In order to continue to receive weekly payments after 130 weeks, workers must now meet both:

a. The existing capacity test, requiring them to be assessed as having no current work capacity, and that this is likely to continue indefinitely; and

b. The new WPI threshold, requiring them to be assessed with a WPI of at least 21%.

Workers in receipt of weekly payments approaching 130 weeks will have their entitlement reviewed prior to that point by the relevant insurer. Previously this only required an assessment of their work capacity, and a resulting finding that they have no current work capacity, and that this is likely to continue indefinitely. However it now also requires an assessment of the WPI resulting from their work injuries (conducted by an Independent Impairment Assessor), and a finding of at least a 21% WPI.

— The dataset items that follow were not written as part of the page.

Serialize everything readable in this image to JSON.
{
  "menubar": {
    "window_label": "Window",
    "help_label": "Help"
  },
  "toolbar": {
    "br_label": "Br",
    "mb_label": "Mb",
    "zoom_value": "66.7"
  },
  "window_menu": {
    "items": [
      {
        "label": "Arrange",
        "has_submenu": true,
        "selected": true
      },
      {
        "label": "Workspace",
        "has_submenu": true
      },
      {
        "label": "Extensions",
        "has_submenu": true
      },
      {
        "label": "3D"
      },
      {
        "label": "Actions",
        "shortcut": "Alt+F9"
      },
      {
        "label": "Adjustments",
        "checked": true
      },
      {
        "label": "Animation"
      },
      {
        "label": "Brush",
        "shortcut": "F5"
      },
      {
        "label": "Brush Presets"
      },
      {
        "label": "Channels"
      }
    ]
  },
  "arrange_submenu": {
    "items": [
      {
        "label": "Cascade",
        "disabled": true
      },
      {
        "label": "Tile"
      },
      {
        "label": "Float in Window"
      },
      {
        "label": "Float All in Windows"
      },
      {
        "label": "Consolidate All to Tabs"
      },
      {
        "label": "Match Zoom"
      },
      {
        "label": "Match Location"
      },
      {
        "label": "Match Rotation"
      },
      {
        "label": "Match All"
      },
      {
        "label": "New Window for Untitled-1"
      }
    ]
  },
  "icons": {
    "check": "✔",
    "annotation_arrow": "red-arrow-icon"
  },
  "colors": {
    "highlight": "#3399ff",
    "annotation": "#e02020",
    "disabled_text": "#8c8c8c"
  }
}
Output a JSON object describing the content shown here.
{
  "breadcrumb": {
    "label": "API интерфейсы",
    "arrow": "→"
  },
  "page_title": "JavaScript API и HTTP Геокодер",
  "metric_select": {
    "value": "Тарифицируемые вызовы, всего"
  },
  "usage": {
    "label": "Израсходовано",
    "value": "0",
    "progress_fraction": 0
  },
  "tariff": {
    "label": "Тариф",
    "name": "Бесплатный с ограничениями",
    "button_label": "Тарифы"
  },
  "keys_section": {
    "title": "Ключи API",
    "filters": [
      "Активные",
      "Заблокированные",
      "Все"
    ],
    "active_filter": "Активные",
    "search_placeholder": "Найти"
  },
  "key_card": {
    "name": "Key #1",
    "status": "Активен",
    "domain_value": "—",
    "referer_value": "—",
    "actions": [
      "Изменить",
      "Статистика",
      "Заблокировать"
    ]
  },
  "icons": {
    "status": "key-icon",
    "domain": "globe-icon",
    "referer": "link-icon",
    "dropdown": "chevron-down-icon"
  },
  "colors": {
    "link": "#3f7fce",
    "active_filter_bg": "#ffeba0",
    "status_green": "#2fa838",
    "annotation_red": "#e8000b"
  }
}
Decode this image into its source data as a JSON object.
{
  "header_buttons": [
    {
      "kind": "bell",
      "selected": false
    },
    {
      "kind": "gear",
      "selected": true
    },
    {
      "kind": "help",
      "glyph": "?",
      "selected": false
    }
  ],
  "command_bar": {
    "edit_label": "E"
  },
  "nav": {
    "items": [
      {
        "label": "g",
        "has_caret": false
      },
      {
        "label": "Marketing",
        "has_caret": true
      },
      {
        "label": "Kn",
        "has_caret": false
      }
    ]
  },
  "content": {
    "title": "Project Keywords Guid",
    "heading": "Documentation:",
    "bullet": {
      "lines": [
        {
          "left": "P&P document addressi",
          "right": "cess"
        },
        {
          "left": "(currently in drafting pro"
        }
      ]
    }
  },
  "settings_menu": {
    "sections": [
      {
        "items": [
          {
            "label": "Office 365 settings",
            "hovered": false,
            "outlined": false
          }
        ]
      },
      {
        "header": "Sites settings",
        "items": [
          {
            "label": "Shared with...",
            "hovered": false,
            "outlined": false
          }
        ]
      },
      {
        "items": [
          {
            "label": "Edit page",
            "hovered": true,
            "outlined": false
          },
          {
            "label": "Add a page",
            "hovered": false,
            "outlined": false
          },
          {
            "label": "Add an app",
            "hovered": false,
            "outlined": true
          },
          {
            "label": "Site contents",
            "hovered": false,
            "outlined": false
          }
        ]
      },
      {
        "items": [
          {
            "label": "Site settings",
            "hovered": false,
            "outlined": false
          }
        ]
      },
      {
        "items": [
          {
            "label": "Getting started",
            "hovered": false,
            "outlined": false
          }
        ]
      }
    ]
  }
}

Potential impacts of the changes on the scheme

On their face, the scheme modernisation changes aim to limit access to compensation for new mental injury claims, and to restrict the ability of existing compensation recipients to remain within the scheme indefinitely. In doing so, it is no doubt hoped this will reduce the number of long-term claimants within the WorkCover system, and that such claimants will instead be encouraged to return to work.

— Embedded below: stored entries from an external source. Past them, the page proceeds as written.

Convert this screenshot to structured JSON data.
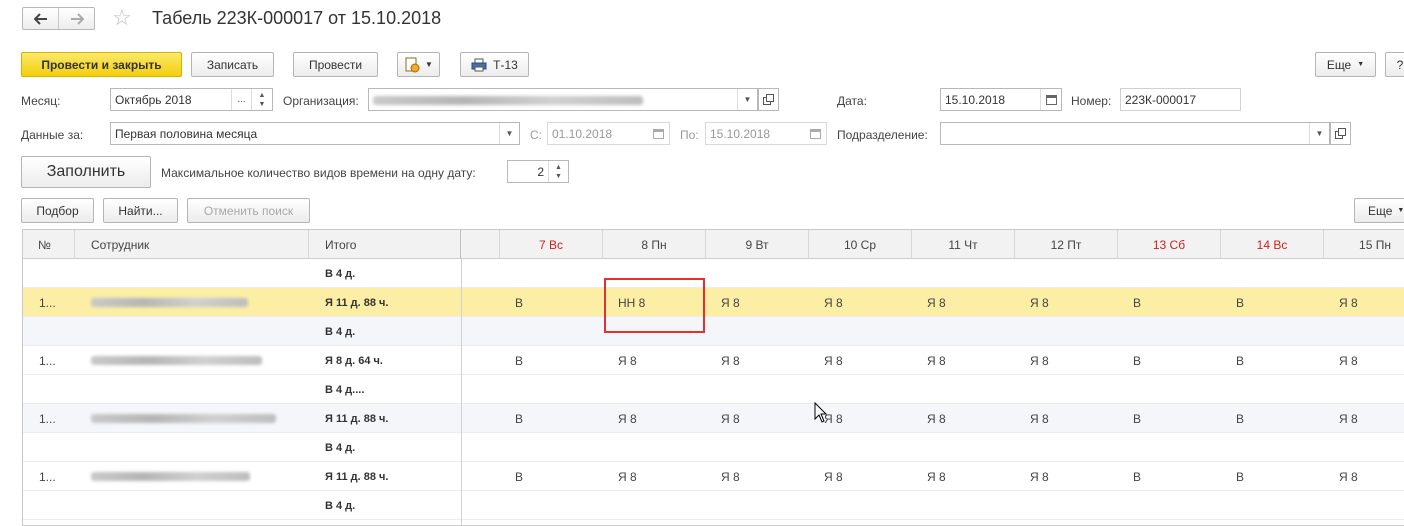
{
  "window": {
    "title": "Табель 223К-000017 от 15.10.2018",
    "nav_back_icon": "arrow-left-icon",
    "nav_forward_icon": "arrow-right-icon",
    "favorite_icon": "star-icon"
  },
  "toolbar": {
    "post_close": "Провести и закрыть",
    "save": "Записать",
    "post": "Провести",
    "print_label": "Т-13",
    "more": "Еще",
    "help": "?"
  },
  "form": {
    "month_label": "Месяц:",
    "month_value": "Октябрь 2018",
    "org_label": "Организация:",
    "date_label": "Дата:",
    "date_value": "15.10.2018",
    "number_label": "Номер:",
    "number_value": "223К-000017",
    "data_for_label": "Данные за:",
    "data_for_value": "Первая половина  месяца",
    "from_label": "С:",
    "from_value": "01.10.2018",
    "to_label": "По:",
    "to_value": "15.10.2018",
    "dept_label": "Подразделение:",
    "dept_value": "",
    "fill_button": "Заполнить",
    "max_types_label": "Максимальное количество видов времени на одну дату:",
    "max_types_value": "2"
  },
  "table_toolbar": {
    "select": "Подбор",
    "find": "Найти...",
    "cancel_search": "Отменить поиск",
    "more": "Еще"
  },
  "table": {
    "columns": {
      "num": "№",
      "employee": "Сотрудник",
      "total": "Итого"
    },
    "days": [
      {
        "label": "7 Вс",
        "weekend": true
      },
      {
        "label": "8 Пн",
        "weekend": false
      },
      {
        "label": "9 Вт",
        "weekend": false
      },
      {
        "label": "10 Ср",
        "weekend": false
      },
      {
        "label": "11 Чт",
        "weekend": false
      },
      {
        "label": "12 Пт",
        "weekend": false
      },
      {
        "label": "13 Сб",
        "weekend": true
      },
      {
        "label": "14 Вс",
        "weekend": true
      },
      {
        "label": "15 Пн",
        "weekend": false
      }
    ],
    "rows": [
      {
        "kind": "total",
        "total": "В 4 д.",
        "cells": [
          "",
          "",
          "",
          "",
          "",
          "",
          "",
          "",
          ""
        ]
      },
      {
        "kind": "main",
        "selected": true,
        "num": "1...",
        "total": "Я 11 д. 88 ч.",
        "cells": [
          "В",
          "НН 8",
          "Я 8",
          "Я 8",
          "Я 8",
          "Я 8",
          "В",
          "В",
          "Я 8"
        ]
      },
      {
        "kind": "total",
        "alt": true,
        "total": "В 4 д.",
        "cells": [
          "",
          "",
          "",
          "",
          "",
          "",
          "",
          "",
          ""
        ]
      },
      {
        "kind": "main",
        "num": "1...",
        "total": "Я 8 д. 64 ч.",
        "cells": [
          "В",
          "Я 8",
          "Я 8",
          "Я 8",
          "Я 8",
          "Я 8",
          "В",
          "В",
          "Я 8"
        ]
      },
      {
        "kind": "total",
        "total": "В 4 д....",
        "cells": [
          "",
          "",
          "",
          "",
          "",
          "",
          "",
          "",
          ""
        ]
      },
      {
        "kind": "main",
        "alt": true,
        "num": "1...",
        "total": "Я 11 д. 88 ч.",
        "cells": [
          "В",
          "Я 8",
          "Я 8",
          "Я 8",
          "Я 8",
          "Я 8",
          "В",
          "В",
          "Я 8"
        ]
      },
      {
        "kind": "total",
        "total": "В 4 д.",
        "cells": [
          "",
          "",
          "",
          "",
          "",
          "",
          "",
          "",
          ""
        ]
      },
      {
        "kind": "main",
        "num": "1...",
        "total": "Я 11 д. 88 ч.",
        "cells": [
          "В",
          "Я 8",
          "Я 8",
          "Я 8",
          "Я 8",
          "Я 8",
          "В",
          "В",
          "Я 8"
        ]
      },
      {
        "kind": "total",
        "total": "В 4 д.",
        "cells": [
          "",
          "",
          "",
          "",
          "",
          "",
          "",
          "",
          ""
        ]
      }
    ]
  },
  "colors": {
    "accent_yellow": "#f3cf0b",
    "selected_row": "#fcefa5",
    "weekend_red": "#d21f1f",
    "highlight_box": "#e53030"
  }
}
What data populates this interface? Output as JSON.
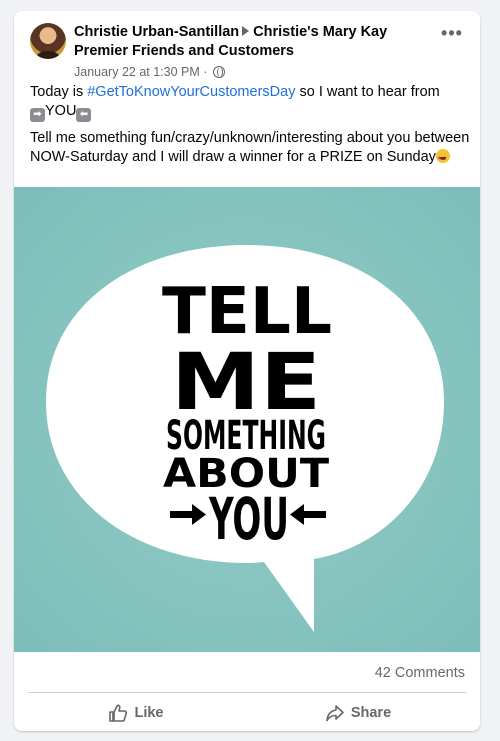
{
  "post": {
    "author": "Christie Urban-Santillan",
    "group": "Christie's Mary Kay Premier Friends and Customers",
    "timestamp": "January 22 at 1:30 PM",
    "privacy_separator": "·",
    "more_label": "•••",
    "text_line1_before": "Today is ",
    "hashtag": "#GetToKnowYourCustomersDay",
    "text_line1_after": " so I want to hear from ",
    "arrow_right": "➡",
    "you_word": "YOU",
    "arrow_left": "⬅",
    "text_paragraph2": "Tell me something fun/crazy/unknown/interesting about you between NOW-Saturday and I will draw a winner for a PRIZE on Sunday",
    "image": {
      "line1": "TELL",
      "line2": "ME",
      "line3": "SOMETHING",
      "line4": "ABOUT",
      "line5": "YOU",
      "background_color": "#89c7c3",
      "bubble_color": "#ffffff",
      "text_color": "#000000"
    }
  },
  "footer": {
    "comments": "42 Comments",
    "like_label": "Like",
    "share_label": "Share"
  },
  "icons": {
    "globe": "globe-icon",
    "like": "thumbs-up-icon",
    "share": "share-arrow-icon",
    "more": "more-horizontal-icon"
  }
}
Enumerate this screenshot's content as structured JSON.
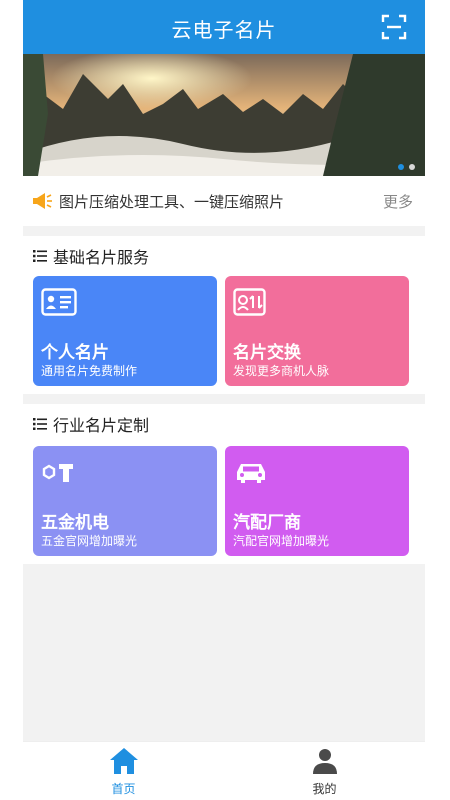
{
  "header": {
    "title": "云电子名片"
  },
  "notice": {
    "text": "图片压缩处理工具、一键压缩照片",
    "more": "更多"
  },
  "basic_section": {
    "title": "基础名片服务",
    "cards": [
      {
        "title": "个人名片",
        "subtitle": "通用名片免费制作",
        "color": "#4a86f7",
        "icon": "id-card-icon"
      },
      {
        "title": "名片交换",
        "subtitle": "发现更多商机人脉",
        "color": "#f26e9b",
        "icon": "exchange-card-icon"
      }
    ]
  },
  "industry_section": {
    "title": "行业名片定制",
    "cards": [
      {
        "title": "五金机电",
        "subtitle": "五金官网增加曝光",
        "color": "#8b91f3",
        "icon": "hardware-icon"
      },
      {
        "title": "汽配厂商",
        "subtitle": "汽配官网增加曝光",
        "color": "#d15cf0",
        "icon": "car-icon"
      }
    ]
  },
  "tabbar": {
    "items": [
      {
        "label": "首页",
        "icon": "home-icon",
        "active": true
      },
      {
        "label": "我的",
        "icon": "user-icon",
        "active": false
      }
    ]
  },
  "colors": {
    "primary": "#1f8fe0"
  }
}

With the changes only in their infancy, it remains to be seen whether they ultimately reach their desired aims, particularly with regard to aiding the scheme’s long-term financial viability.

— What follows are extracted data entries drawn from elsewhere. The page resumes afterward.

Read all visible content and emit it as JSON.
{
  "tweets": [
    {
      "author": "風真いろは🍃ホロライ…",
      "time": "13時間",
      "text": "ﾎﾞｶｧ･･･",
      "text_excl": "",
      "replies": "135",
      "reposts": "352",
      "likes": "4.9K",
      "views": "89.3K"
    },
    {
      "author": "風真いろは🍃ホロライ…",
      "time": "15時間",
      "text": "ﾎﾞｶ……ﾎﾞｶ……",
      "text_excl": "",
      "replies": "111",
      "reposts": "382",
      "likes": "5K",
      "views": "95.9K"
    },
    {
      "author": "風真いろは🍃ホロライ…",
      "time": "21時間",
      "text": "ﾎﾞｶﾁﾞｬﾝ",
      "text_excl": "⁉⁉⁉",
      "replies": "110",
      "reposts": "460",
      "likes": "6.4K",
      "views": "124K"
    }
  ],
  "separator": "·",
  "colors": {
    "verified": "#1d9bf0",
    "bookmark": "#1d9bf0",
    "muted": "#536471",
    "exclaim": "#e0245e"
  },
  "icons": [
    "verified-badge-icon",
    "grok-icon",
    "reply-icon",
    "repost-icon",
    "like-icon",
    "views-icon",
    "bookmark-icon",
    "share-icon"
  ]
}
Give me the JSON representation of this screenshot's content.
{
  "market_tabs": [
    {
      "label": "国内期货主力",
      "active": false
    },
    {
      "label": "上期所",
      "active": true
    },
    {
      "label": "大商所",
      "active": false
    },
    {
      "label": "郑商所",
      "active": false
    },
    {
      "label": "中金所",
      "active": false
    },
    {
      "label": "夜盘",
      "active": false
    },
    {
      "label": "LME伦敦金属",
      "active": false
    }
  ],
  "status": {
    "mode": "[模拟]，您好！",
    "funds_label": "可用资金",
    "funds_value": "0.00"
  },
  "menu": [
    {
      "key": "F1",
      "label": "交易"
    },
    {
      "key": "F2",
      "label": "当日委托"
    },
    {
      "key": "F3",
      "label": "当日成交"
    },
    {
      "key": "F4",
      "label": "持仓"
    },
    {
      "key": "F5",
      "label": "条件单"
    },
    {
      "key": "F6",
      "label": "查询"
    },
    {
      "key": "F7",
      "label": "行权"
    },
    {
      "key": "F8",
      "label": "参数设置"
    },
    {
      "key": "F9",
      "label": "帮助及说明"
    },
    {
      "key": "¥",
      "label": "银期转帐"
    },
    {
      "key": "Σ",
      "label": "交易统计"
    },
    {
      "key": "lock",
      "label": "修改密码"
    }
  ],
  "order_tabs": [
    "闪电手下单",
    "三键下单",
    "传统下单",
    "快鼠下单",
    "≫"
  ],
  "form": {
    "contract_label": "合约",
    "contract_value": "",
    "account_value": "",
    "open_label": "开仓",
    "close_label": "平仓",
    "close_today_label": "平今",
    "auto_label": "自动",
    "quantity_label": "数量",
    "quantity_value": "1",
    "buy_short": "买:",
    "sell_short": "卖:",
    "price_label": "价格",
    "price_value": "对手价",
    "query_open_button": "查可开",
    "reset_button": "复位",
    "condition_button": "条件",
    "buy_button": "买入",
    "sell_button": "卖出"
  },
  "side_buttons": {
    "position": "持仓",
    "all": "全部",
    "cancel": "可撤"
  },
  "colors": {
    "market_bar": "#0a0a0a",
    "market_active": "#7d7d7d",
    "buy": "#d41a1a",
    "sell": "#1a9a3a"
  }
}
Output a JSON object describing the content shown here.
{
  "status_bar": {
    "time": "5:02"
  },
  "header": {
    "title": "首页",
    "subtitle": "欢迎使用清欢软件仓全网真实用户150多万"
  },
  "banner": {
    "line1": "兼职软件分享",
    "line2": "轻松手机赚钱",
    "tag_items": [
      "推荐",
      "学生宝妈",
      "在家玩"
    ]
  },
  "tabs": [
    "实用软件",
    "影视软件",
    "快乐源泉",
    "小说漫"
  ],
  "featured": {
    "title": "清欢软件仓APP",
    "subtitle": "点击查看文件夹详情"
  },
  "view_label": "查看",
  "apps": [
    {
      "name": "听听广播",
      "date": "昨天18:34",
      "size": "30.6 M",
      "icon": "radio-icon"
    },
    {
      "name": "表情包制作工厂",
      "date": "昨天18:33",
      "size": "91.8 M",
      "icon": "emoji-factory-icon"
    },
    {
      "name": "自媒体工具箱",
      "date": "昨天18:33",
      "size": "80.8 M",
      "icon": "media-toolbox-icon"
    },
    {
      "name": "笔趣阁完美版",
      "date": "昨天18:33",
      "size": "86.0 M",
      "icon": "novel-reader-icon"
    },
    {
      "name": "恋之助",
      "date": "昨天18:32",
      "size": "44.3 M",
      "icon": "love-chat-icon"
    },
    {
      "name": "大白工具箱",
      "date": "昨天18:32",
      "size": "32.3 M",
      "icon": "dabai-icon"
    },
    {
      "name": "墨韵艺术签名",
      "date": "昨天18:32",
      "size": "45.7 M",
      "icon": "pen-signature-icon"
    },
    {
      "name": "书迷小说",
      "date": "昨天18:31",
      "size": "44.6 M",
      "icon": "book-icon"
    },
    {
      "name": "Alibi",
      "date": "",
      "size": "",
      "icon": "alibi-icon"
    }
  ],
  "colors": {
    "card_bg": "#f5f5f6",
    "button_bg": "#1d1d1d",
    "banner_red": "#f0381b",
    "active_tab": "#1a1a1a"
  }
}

There are however some understandable concerns as to how the changes may play out. For instance, cutting off payments for claimants at 130 weeks, without making prior provision for robust return-to-work assistance, may direct those claimants to make other types of claims, including Serious Injury Applications. This could simply move the relevant financial exposure to another area of the scheme. From a practical standpoint there is also a danger that 130 week assessments become difficult to arrange due to the new need for qualified Independent Impairment Assessors to take part, thereby creating bottle-necks in the process, and potentially leading to greater expense and more time for claimants within the system.

Where to from here

It remains to be seen whether the changes will cure the scheme’s ills. However this uncertainty only reinforces the notion that employers and insurers will be best placed to mitigate their financial and claims exposure by investing in two key areas:

  1. safety and prevention in the workplace, to ensure that workers avoid the need to make claims in the first place; and
  2. robust return-to-work and rehabilitation processes, to minimize the amount of time that workers remain within the compensation scheme before resuming work.